The Film Deserves the Praise It Has Received in Depicting A Broken, Yet Living Church
"Calvary" is receiving countless accolades, and rightly so. There is much to praise: John Michael McDonagh’s spare, flawless script; Patrick Cassidy’s magnificent, contemplative score; the haunting cinematography of the rugged western coast and the windswept countryside of County Sligo – especially the ancient Benbulbin; and the forceful acting performances of the entire cast. Brendan Gleeson’s “good priest” has been hailed as the finest screen portrayal of a Catholic priest in decades. It deftly handles a grim, painful topic—child sexual abuse—without striking a false note. If you haven’t seen "Calvary," skip these musings, complete with spoilers, and go see it. Otherwise, read on.
"Calvary" is a compelling study of a priest struggling to minister to a Catholic parish devastated by the abuse scandal in contemporary Ireland—a Church figuratively and literally in flames. And yet, the film transcends its particular setting to hold a mirror up to each one of us to reveal the darkness inside the human person. At times, the film becomes a medieval allegory; each role a caricature of a deadly sin: Greed, sloth, pride, lust, envy, gluttony, and wrath. And like a medieval allegory, the film allows the viewer to contemplate what path one should take when the right road has been lost.
The film opens in the confessional when a man, known to the priest despite the scrim, but not to the viewer, announces that he will kill the priest in a week’s time—not for any sin that he has committed, but precisely because he is a “good priest.” It is the classic propitiatory offering of the innocent one to atone for the sins of the many. As the characters process to receive the Eucharist from Father James, the viewer is left to wonder which parishioner is the would-be murderer, and can’t be faulted for questioning whether any of them are worthy to approach the sacrament. So, within the first few moments of the film, the sacraments of penance and communion are distorted and disfigured. Penance—meant for contrition, purpose of amendment and forgiveness—becomes the setting for murderous intent and revenge. Holy Communion meant to symbolize unity and eternal life instead serves as a line-up of murderous suspects.
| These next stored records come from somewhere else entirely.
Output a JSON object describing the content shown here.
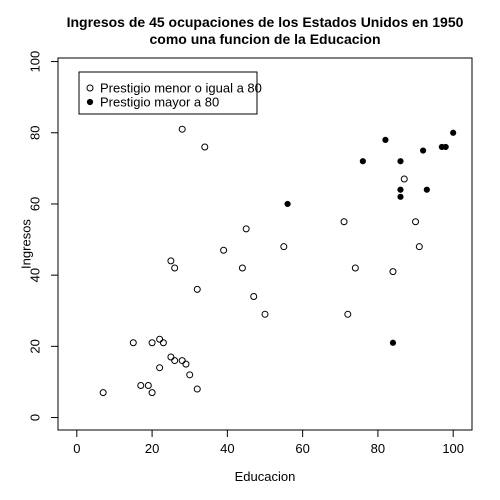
{
  "chart_data": {
    "type": "scatter",
    "title": [
      "Ingresos de 45 ocupaciones de los Estados Unidos en 1950",
      "como una funcion de la Educacion"
    ],
    "xlabel": "Educacion",
    "ylabel": "Ingresos",
    "xlim": [
      -5,
      105
    ],
    "ylim": [
      -3.5,
      101
    ],
    "xticks": [
      0,
      20,
      40,
      60,
      80,
      100
    ],
    "yticks": [
      0,
      20,
      40,
      60,
      80,
      100
    ],
    "grid": false,
    "legend_position": "top-left",
    "series": [
      {
        "name": "Prestigio menor o igual a 80",
        "marker": "open-circle",
        "points": [
          [
            7,
            7
          ],
          [
            15,
            21
          ],
          [
            17,
            9
          ],
          [
            19,
            9
          ],
          [
            20,
            7
          ],
          [
            20,
            21
          ],
          [
            22,
            14
          ],
          [
            22,
            22
          ],
          [
            23,
            21
          ],
          [
            25,
            17
          ],
          [
            25,
            44
          ],
          [
            26,
            16
          ],
          [
            26,
            42
          ],
          [
            28,
            16
          ],
          [
            28,
            81
          ],
          [
            29,
            15
          ],
          [
            30,
            12
          ],
          [
            32,
            8
          ],
          [
            32,
            36
          ],
          [
            34,
            76
          ],
          [
            39,
            47
          ],
          [
            44,
            42
          ],
          [
            45,
            53
          ],
          [
            47,
            34
          ],
          [
            50,
            29
          ],
          [
            55,
            48
          ],
          [
            71,
            55
          ],
          [
            72,
            29
          ],
          [
            74,
            42
          ],
          [
            84,
            41
          ],
          [
            87,
            67
          ],
          [
            90,
            55
          ],
          [
            91,
            48
          ]
        ]
      },
      {
        "name": "Prestigio mayor a 80",
        "marker": "filled-circle",
        "points": [
          [
            56,
            60
          ],
          [
            76,
            72
          ],
          [
            82,
            78
          ],
          [
            84,
            21
          ],
          [
            86,
            72
          ],
          [
            86,
            64
          ],
          [
            86,
            62
          ],
          [
            92,
            75
          ],
          [
            93,
            64
          ],
          [
            97,
            76
          ],
          [
            98,
            76
          ],
          [
            100,
            80
          ]
        ]
      }
    ]
  }
}
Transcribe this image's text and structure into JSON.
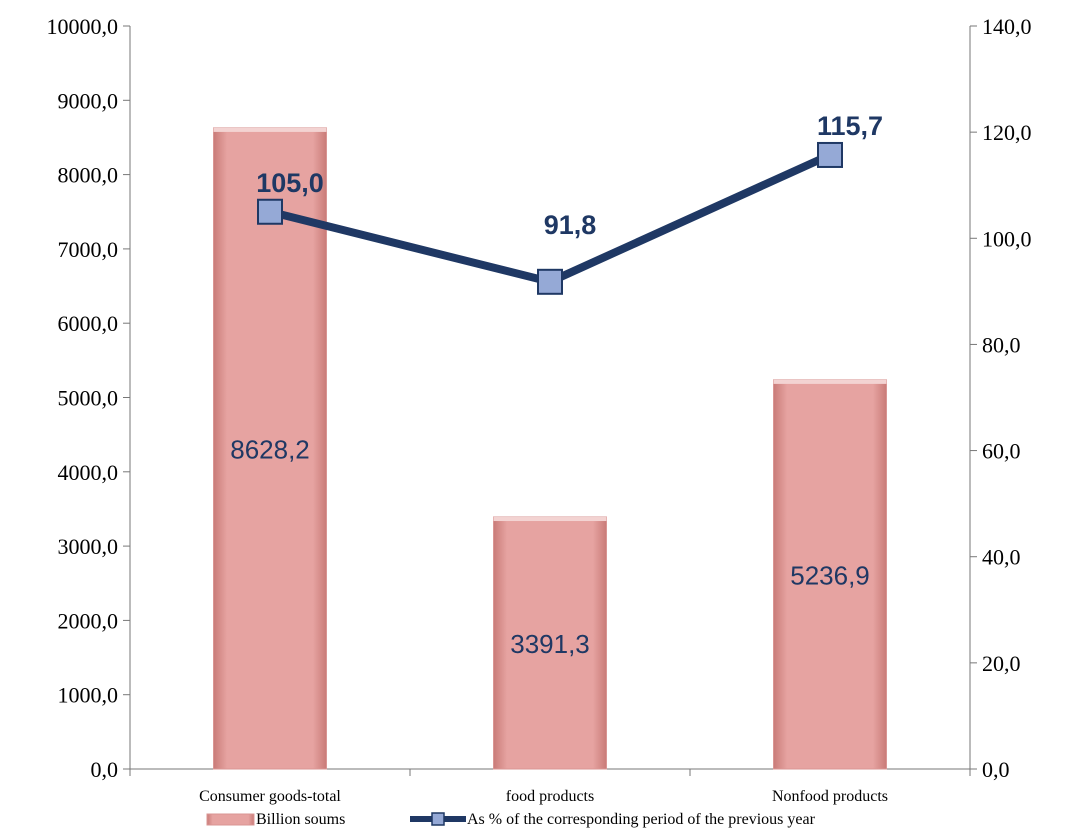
{
  "chart_data": {
    "type": "bar",
    "categories": [
      "Consumer goods-total",
      "food products",
      "Nonfood products"
    ],
    "series": [
      {
        "name": "Billion soums",
        "type": "bar",
        "axis": "left",
        "values": [
          8628.2,
          3391.3,
          5236.9
        ],
        "labels": [
          "8628,2",
          "3391,3",
          "5236,9"
        ],
        "color": "#e6a3a1"
      },
      {
        "name": "As % of the corresponding period of the previous year",
        "type": "line",
        "axis": "right",
        "values": [
          105.0,
          91.8,
          115.7
        ],
        "labels": [
          "105,0",
          "91,8",
          "115,7"
        ],
        "color": "#1f3864",
        "marker_color": "#95a9d6"
      }
    ],
    "y_left": {
      "min": 0,
      "max": 10000,
      "ticks": [
        "0,0",
        "1000,0",
        "2000,0",
        "3000,0",
        "4000,0",
        "5000,0",
        "6000,0",
        "7000,0",
        "8000,0",
        "9000,0",
        "10000,0"
      ]
    },
    "y_right": {
      "min": 0,
      "max": 140,
      "ticks": [
        "0,0",
        "20,0",
        "40,0",
        "60,0",
        "80,0",
        "100,0",
        "120,0",
        "140,0"
      ]
    },
    "grid": false,
    "legend": "bottom"
  }
}
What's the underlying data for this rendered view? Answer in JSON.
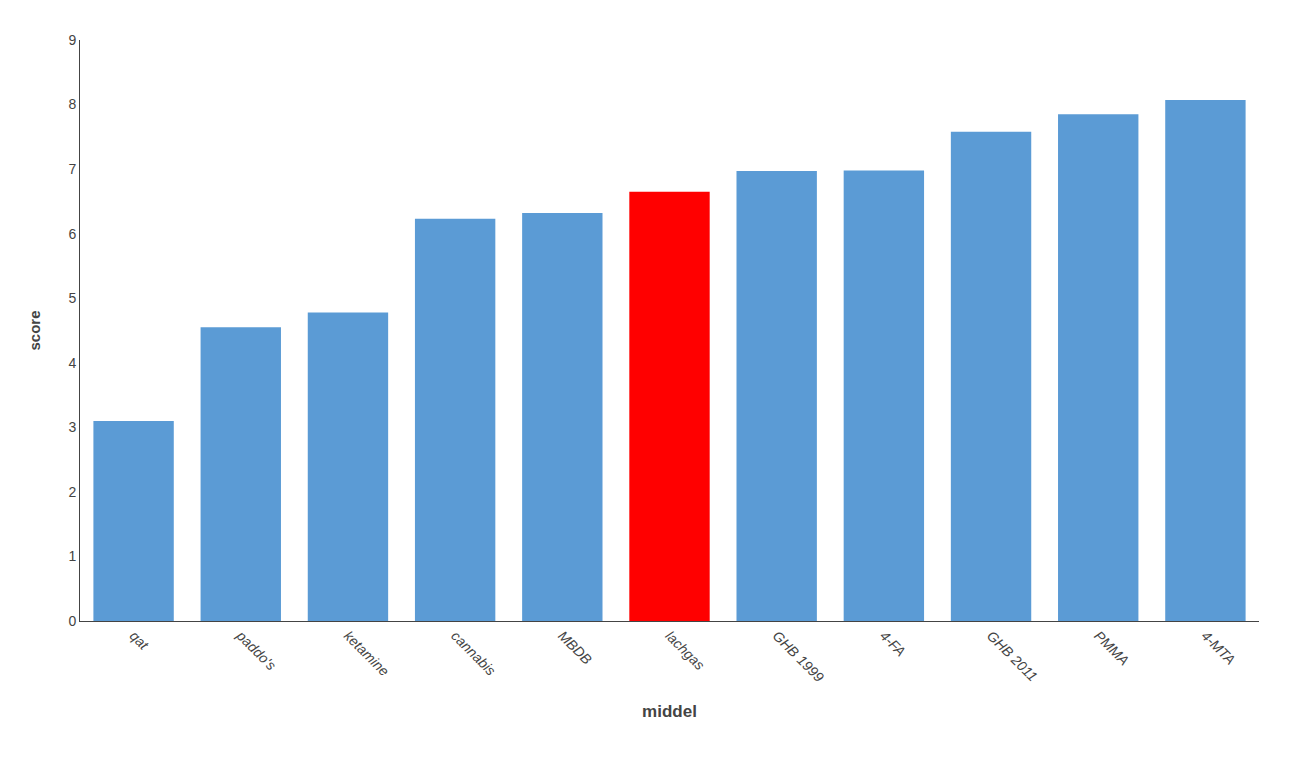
{
  "chart_data": {
    "type": "bar",
    "categories": [
      "qat",
      "paddo's",
      "ketamine",
      "cannabis",
      "MBDB",
      "lachgas",
      "GHB 1999",
      "4-FA",
      "GHB 2011",
      "PMMA",
      "4-MTA"
    ],
    "values": [
      3.1,
      4.55,
      4.78,
      6.23,
      6.32,
      6.65,
      6.97,
      6.98,
      7.58,
      7.85,
      8.07
    ],
    "colors": [
      "#5b9bd5",
      "#5b9bd5",
      "#5b9bd5",
      "#5b9bd5",
      "#5b9bd5",
      "#ff0000",
      "#5b9bd5",
      "#5b9bd5",
      "#5b9bd5",
      "#5b9bd5",
      "#5b9bd5"
    ],
    "xlabel": "middel",
    "ylabel": "score",
    "ylim": [
      0,
      9
    ],
    "yticks": [
      0,
      1,
      2,
      3,
      4,
      5,
      6,
      7,
      8,
      9
    ],
    "grid": false
  }
}
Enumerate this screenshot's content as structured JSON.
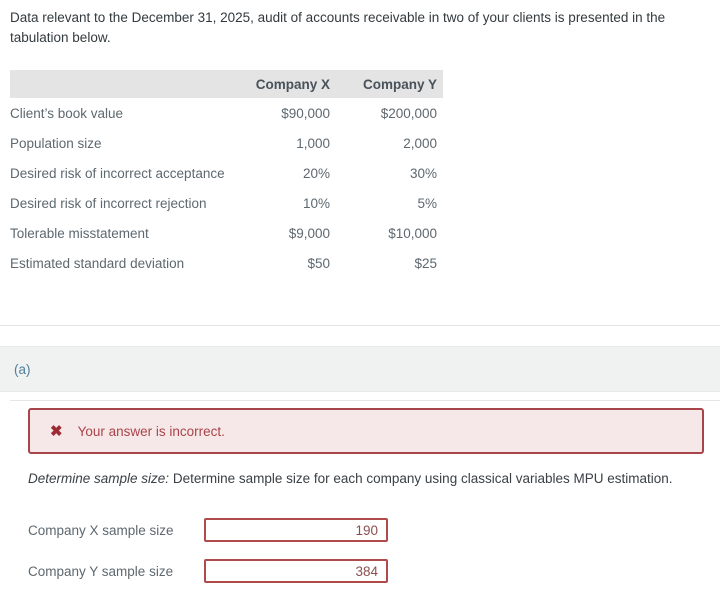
{
  "intro": "Data relevant to the December 31, 2025, audit of accounts receivable in two of your clients is presented in the tabulation below.",
  "table": {
    "headers": {
      "company_x": "Company X",
      "company_y": "Company Y"
    },
    "rows": [
      {
        "label": "Client’s book value",
        "x": "$90,000",
        "y": "$200,000"
      },
      {
        "label": "Population size",
        "x": "1,000",
        "y": "2,000"
      },
      {
        "label": "Desired risk of incorrect acceptance",
        "x": "20%",
        "y": "30%"
      },
      {
        "label": "Desired risk of incorrect rejection",
        "x": "10%",
        "y": "5%"
      },
      {
        "label": "Tolerable misstatement",
        "x": "$9,000",
        "y": "$10,000"
      },
      {
        "label": "Estimated standard deviation",
        "x": "$50",
        "y": "$25"
      }
    ]
  },
  "section": {
    "label": "(a)"
  },
  "feedback": {
    "icon": "✖",
    "message": "Your answer is incorrect."
  },
  "prompt": {
    "lead": "Determine sample size:",
    "text": " Determine sample size for each company using classical variables MPU estimation."
  },
  "answers": [
    {
      "label": "Company X sample size",
      "value": "190"
    },
    {
      "label": "Company Y sample size",
      "value": "384"
    }
  ],
  "colors": {
    "table_header_bg": "#e4e4e4",
    "section_band_bg": "#f0f1f1",
    "section_label": "#4e7f9c",
    "alert_border": "#a8454b",
    "alert_bg": "#f6e8e8",
    "alert_text": "#a94449",
    "input_border": "#b04b4b",
    "input_text": "#8a5050"
  }
}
The Church has always taught that the sacraments, like Baptism, Penance & the Eucharist, are the means by which God chooses to give His grace to us wretched sinners. Of course, God can—and does—give us grace directly. But He chose these “outward, visible signs,” which appeal to us gritty, earthy creatures, as the primary means of distributing his mercy. The viewer of "Calvary" wonders, though, whether the sacramental life is still “relevant” in the wake of the child sexual abuse scandal. Can we receive sacraments offered by complicit members of an institutional Church without doubt and bitterness? Can we forgive others and receive forgiveness – without cynicism?
The film contains numerous instances in which sacraments are distorted from their purpose and meaning. We see numerous “faux” confessions in which would-be penitents taunt Father James’s faith, boast of their sins, justify their depravities and fail to seek forgiveness or to forgive one another. The vows of marriage are mocked by a cuckold who claims he is happier with an adulterous wife because she no longer nags him. The priesthood is depicted with contempt or scorn—an officious bishop and a feckless, obsequious priest act not so much as foils to Father James’s clearly authentic vocation, but rather, epitomize the bureaucratic hierarchy and the social-worker pastors of the contemporary priesthood. There are no life-giving waters of Baptism in the film. (Indeed, there is not one infant to be seen.) The film gives little hope of rebirth or new life. No phoenix rises from the ashes of Father James’s destroyed church. Even cannibalism makes an appearance – the ultimate diabolical allusion to the Eucharistic meal in which Catholics believe they consume the very body and blood of Christ.